A few people in my neighbourhood are talking about collaboration right now:
- Fellow CSC bloggers Stu Downes and Steve Richards exchange some ideas around models for understanding collaboration; and
- Michael Sampson, Matt Moore and Jack Vinson respond to James Robertson's recent article arguing that collaboration tools are anti-knowledge sharing.
Last month I also responded to an earlier article by James Robertson about collaboration, pointing some of my own models for thinking about it. You'll also find a reference to an important model I have used for some time in my recent Intranet 2.0 slides (see slides 13 and 25), which is based on the work of Evaristo and Munkvold - see their Collaborative Infrastructure Formation in Virtual Projects [PDF] paper as a starting point.

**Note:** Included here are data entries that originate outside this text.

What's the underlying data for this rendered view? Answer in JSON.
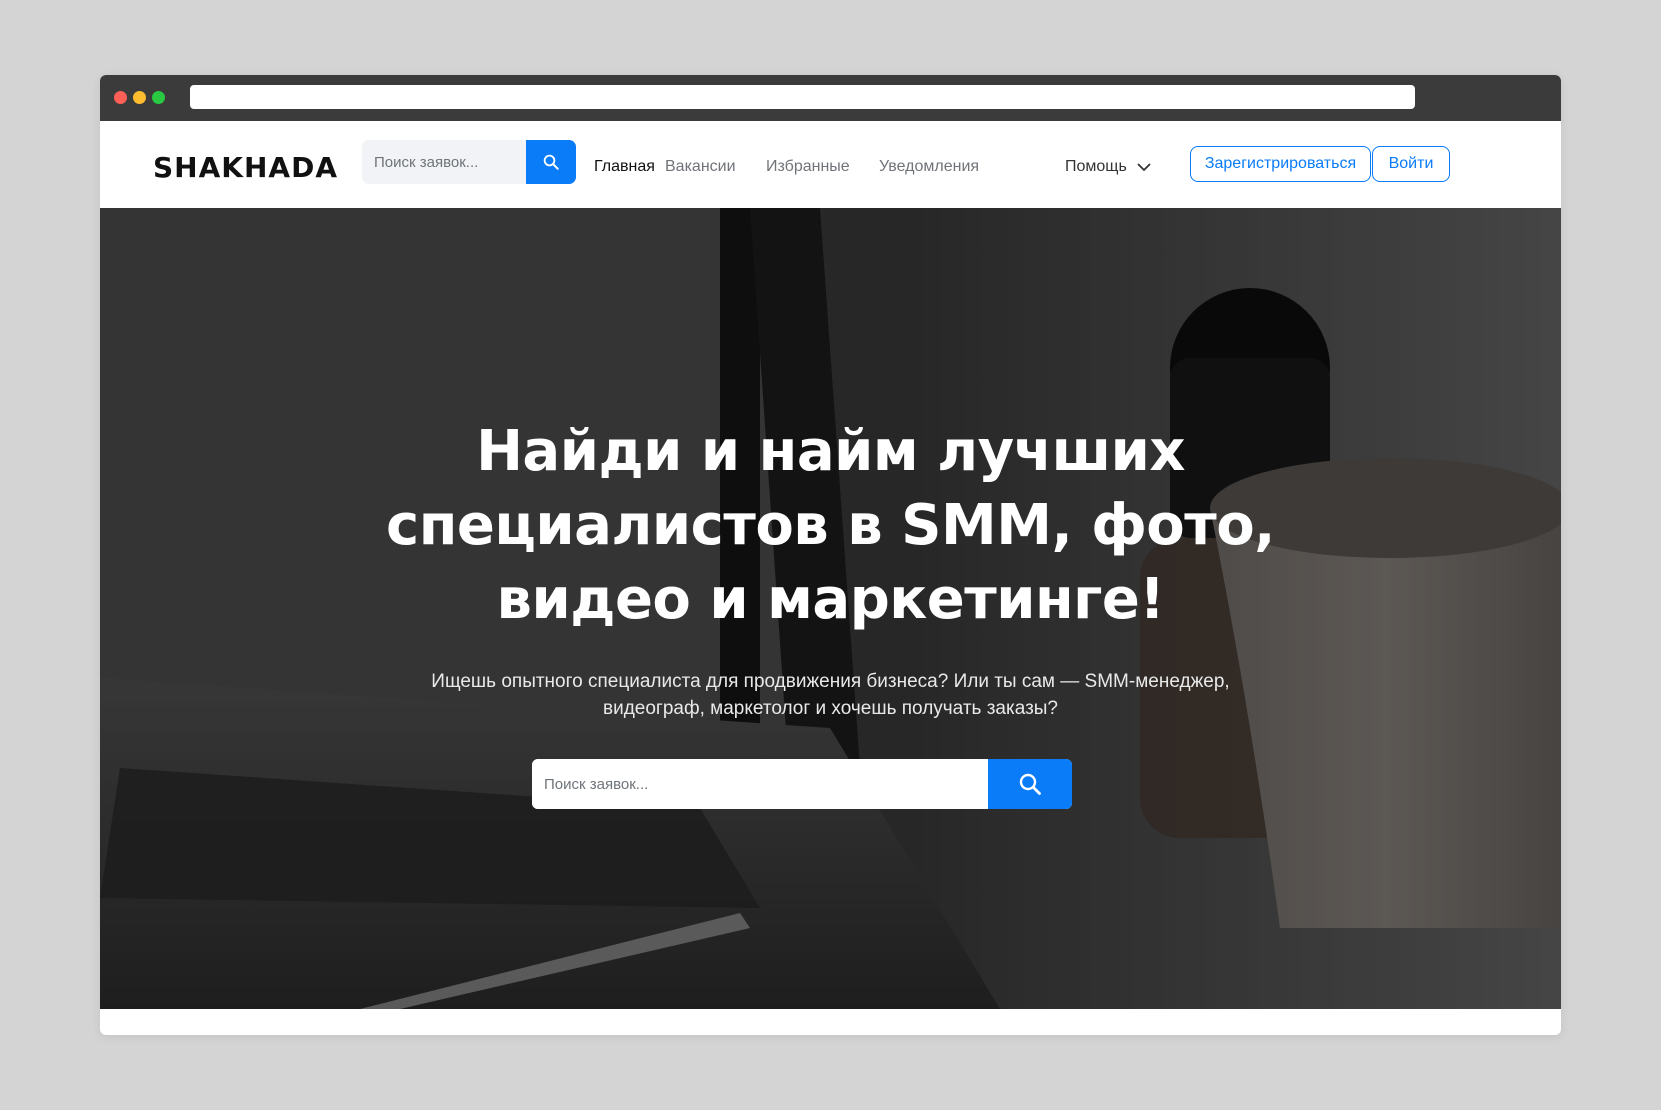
{
  "brand": {
    "logo": "SHAKHADA"
  },
  "nav": {
    "search_placeholder": "Поиск заявок...",
    "links": [
      {
        "label": "Главная",
        "active": true
      },
      {
        "label": "Вакансии"
      },
      {
        "label": "Избранные"
      },
      {
        "label": "Уведомления"
      }
    ],
    "help_label": "Помощь",
    "register_label": "Зарегистрироваться",
    "login_label": "Войти"
  },
  "hero": {
    "title_lines": [
      "Найди и найм лучших",
      "специалистов в SMM, фото,",
      "видео и маркетинге!"
    ],
    "subtitle_lines": [
      "Ищешь опытного специалиста для продвижения бизнеса? Или ты сам — SMM-менеджер,",
      "видеограф, маркетолог и хочешь получать заказы?"
    ],
    "search_placeholder": "Поиск заявок..."
  },
  "icons": {
    "search": "search-icon",
    "chevron": "chevron-down-icon"
  },
  "colors": {
    "accent": "#0a7cf7",
    "chrome": "#3b3b3b",
    "page_background": "#d4d4d4"
  }
}
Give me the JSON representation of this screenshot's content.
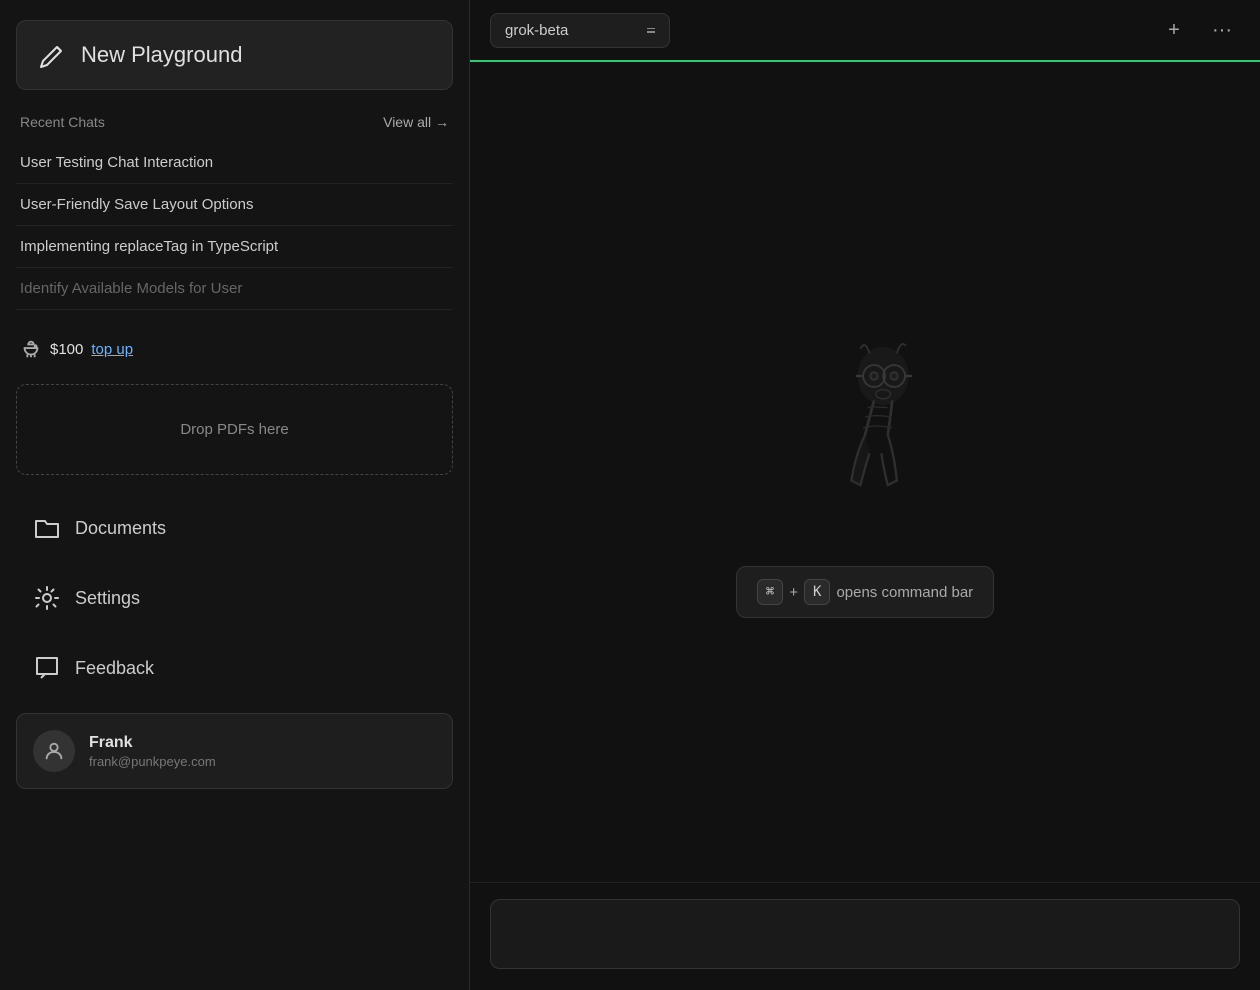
{
  "sidebar": {
    "new_playground_label": "New Playground",
    "recent_chats_label": "Recent Chats",
    "view_all_label": "View all →",
    "chats": [
      {
        "title": "User Testing Chat Interaction"
      },
      {
        "title": "User-Friendly Save Layout Options"
      },
      {
        "title": "Implementing replaceTag in TypeScript"
      },
      {
        "title": "Identify Available Models for User",
        "faded": true
      }
    ],
    "credits_amount": "$100",
    "top_up_label": "top up",
    "drop_zone_label": "Drop PDFs here",
    "nav_items": [
      {
        "key": "documents",
        "label": "Documents"
      },
      {
        "key": "settings",
        "label": "Settings"
      },
      {
        "key": "feedback",
        "label": "Feedback"
      }
    ],
    "user": {
      "name": "Frank",
      "email": "frank@punkpeye.com"
    }
  },
  "main": {
    "model_selector_value": "grok-beta",
    "add_button_label": "+",
    "more_button_label": "···",
    "shortcut": {
      "cmd_key": "⌘",
      "plus": "+",
      "k_key": "K",
      "hint": "opens command bar"
    },
    "input_placeholder": ""
  }
}
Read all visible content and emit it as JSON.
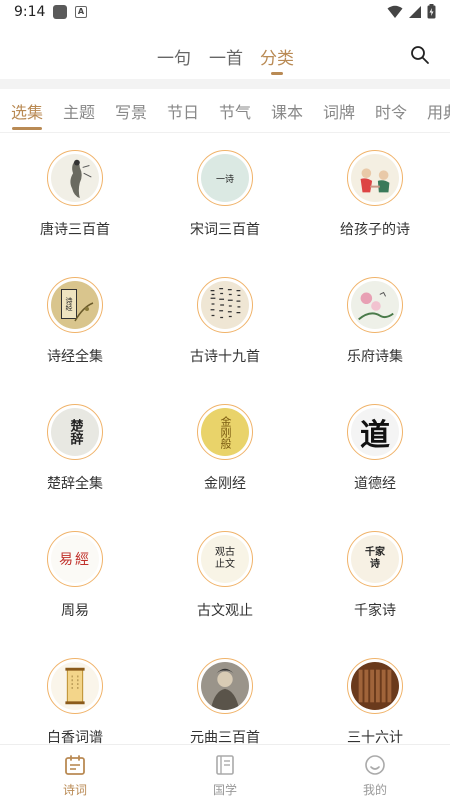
{
  "status": {
    "time": "9:14"
  },
  "top_tabs": [
    {
      "label": "一句"
    },
    {
      "label": "一首"
    },
    {
      "label": "分类"
    }
  ],
  "categories": [
    "选集",
    "主题",
    "写景",
    "节日",
    "节气",
    "课本",
    "词牌",
    "时令",
    "用典"
  ],
  "books": [
    {
      "title": "唐诗三百首",
      "cover_glyph": ""
    },
    {
      "title": "宋词三百首",
      "cover_glyph": "一诗"
    },
    {
      "title": "给孩子的诗",
      "cover_glyph": ""
    },
    {
      "title": "诗经全集",
      "cover_glyph": "诗经"
    },
    {
      "title": "古诗十九首",
      "cover_glyph": ""
    },
    {
      "title": "乐府诗集",
      "cover_glyph": ""
    },
    {
      "title": "楚辞全集",
      "cover_glyph": "楚辞"
    },
    {
      "title": "金刚经",
      "cover_glyph": "金刚般"
    },
    {
      "title": "道德经",
      "cover_glyph": "道"
    },
    {
      "title": "周易",
      "cover_glyph": "易經"
    },
    {
      "title": "古文观止",
      "cover_glyph": "观古止文"
    },
    {
      "title": "千家诗",
      "cover_glyph": "千家诗"
    },
    {
      "title": "白香词谱",
      "cover_glyph": ""
    },
    {
      "title": "元曲三百首",
      "cover_glyph": ""
    },
    {
      "title": "三十六计",
      "cover_glyph": ""
    }
  ],
  "bottom_nav": [
    {
      "label": "诗词",
      "icon": "calendar-icon"
    },
    {
      "label": "国学",
      "icon": "book-icon"
    },
    {
      "label": "我的",
      "icon": "smile-icon"
    }
  ],
  "colors": {
    "accent": "#b98a54",
    "ring": "#f0b36a"
  }
}
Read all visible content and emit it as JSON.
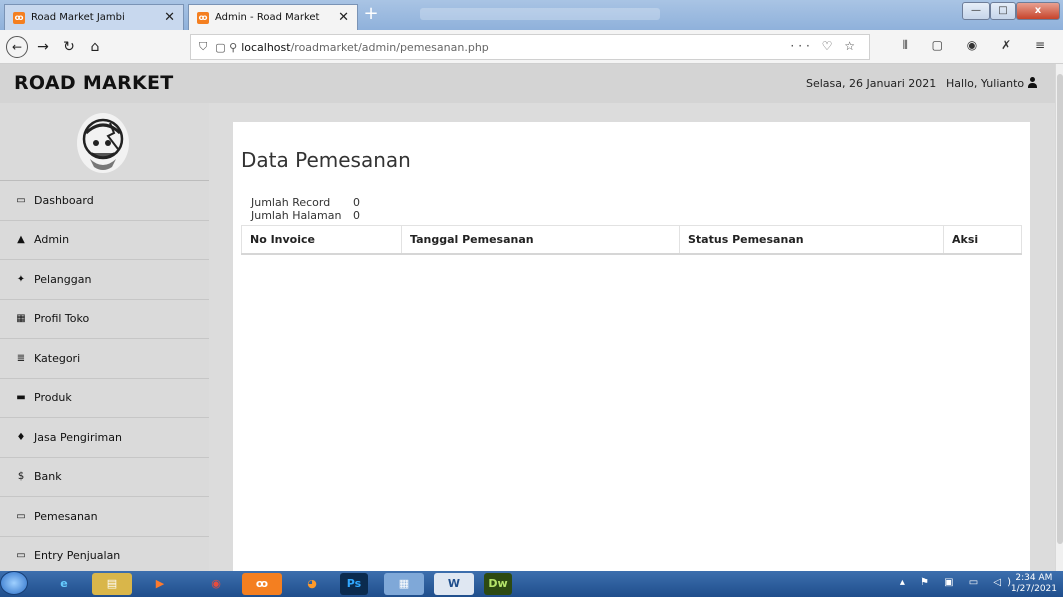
{
  "browser": {
    "tabs": [
      {
        "title": "Road Market Jambi",
        "active": false
      },
      {
        "title": "Admin - Road Market",
        "active": true
      }
    ],
    "new_tab": "+",
    "window_controls": {
      "minimize": "—",
      "maximize": "□",
      "close": "x"
    },
    "url": {
      "host": "localhost",
      "path": "/roadmarket/admin/pemesanan.php"
    },
    "url_actions": "··· ♡ ☆",
    "toolbar_icons": [
      "library-icon",
      "sidebar-icon",
      "account-icon",
      "extension-icon",
      "menu-icon"
    ]
  },
  "header": {
    "brand": "ROAD MARKET",
    "date": "Selasa, 26 Januari 2021",
    "greeting": "Hallo, Yulianto"
  },
  "sidebar": {
    "items": [
      {
        "label": "Dashboard",
        "icon": "desktop-icon",
        "glyph": "▭"
      },
      {
        "label": "Admin",
        "icon": "user-icon",
        "glyph": "▲"
      },
      {
        "label": "Pelanggan",
        "icon": "users-icon",
        "glyph": "✦"
      },
      {
        "label": "Profil Toko",
        "icon": "table-icon",
        "glyph": "▦"
      },
      {
        "label": "Kategori",
        "icon": "list-icon",
        "glyph": "≣"
      },
      {
        "label": "Produk",
        "icon": "briefcase-icon",
        "glyph": "▬"
      },
      {
        "label": "Jasa Pengiriman",
        "icon": "map-marker-icon",
        "glyph": "♦"
      },
      {
        "label": "Bank",
        "icon": "dollar-icon",
        "glyph": "$"
      },
      {
        "label": "Pemesanan",
        "icon": "credit-card-icon",
        "glyph": "▭"
      },
      {
        "label": "Entry Penjualan",
        "icon": "credit-card-icon",
        "glyph": "▭"
      }
    ]
  },
  "main": {
    "title": "Data Pemesanan",
    "stats": {
      "record_label": "Jumlah Record",
      "record_value": "0",
      "page_label": "Jumlah Halaman",
      "page_value": "0"
    },
    "table": {
      "headers": [
        "No Invoice",
        "Tanggal Pemesanan",
        "Status Pemesanan",
        "Aksi"
      ],
      "rows": []
    }
  },
  "taskbar": {
    "apps": [
      "Ps",
      "Dw"
    ],
    "time": "2:34 AM",
    "date": "1/27/2021"
  }
}
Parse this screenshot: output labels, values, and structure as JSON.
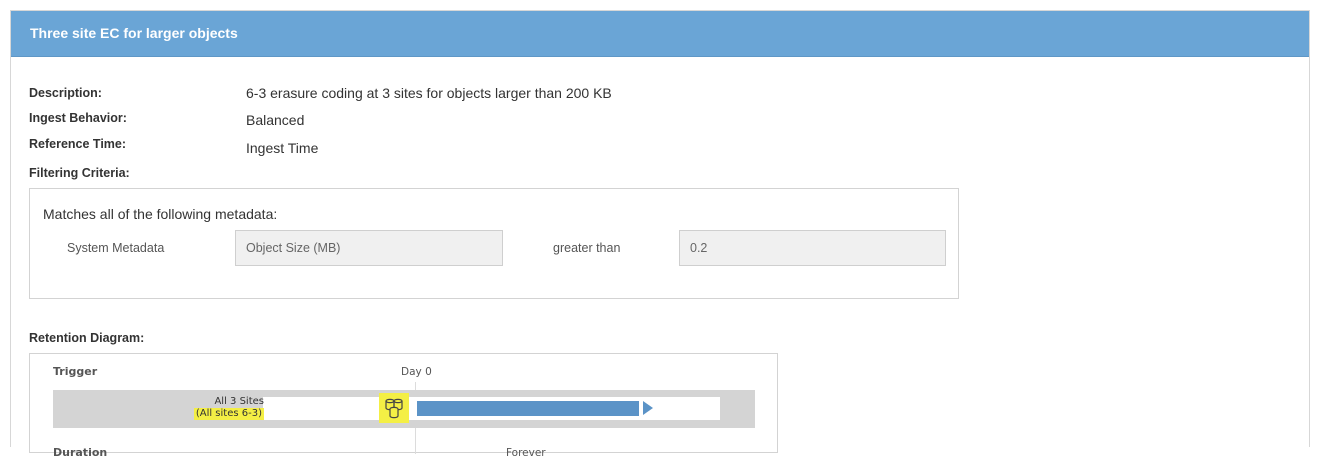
{
  "panel": {
    "title": "Three site EC for larger objects"
  },
  "details": {
    "description_label": "Description:",
    "description_value": "6-3 erasure coding at 3 sites for objects larger than 200 KB",
    "ingest_label": "Ingest Behavior:",
    "ingest_value": "Balanced",
    "reference_label": "Reference Time:",
    "reference_value": "Ingest Time",
    "filtering_label": "Filtering Criteria:"
  },
  "filter": {
    "intro": "Matches all of the following metadata:",
    "type": "System Metadata",
    "field": "Object Size (MB)",
    "operator": "greater than",
    "value": "0.2"
  },
  "retention": {
    "label": "Retention Diagram:",
    "trigger_label": "Trigger",
    "day_label": "Day 0",
    "site_line1": "All 3 Sites",
    "site_line2": "(All sites 6-3)",
    "duration_label": "Duration",
    "forever_label": "Forever",
    "site_icon": "storage-pool-icon",
    "highlight_color": "#f4ef45",
    "bar_color": "#5b93c7",
    "header_color": "#6aa5d6"
  }
}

Stepping back from these conversations, which are all interesting, what interests me at the moment is observing the shift of what were once collaborative applications into the infrastructure level. For example, we might once have looked at presence as specific functionality provided by an instant messaging application, but today I imagine it as a common messaging service provided at the infrastructure level that other collaborative applications will tap into.
Something to think about: As collaboration applications descend down the collaborative infrastructure stack and become services, will it become harder to distinguish between collaboration, "knowledge management", content management, social network and other information management tools? And how will this affect the ability of organisations to meet different information objectives?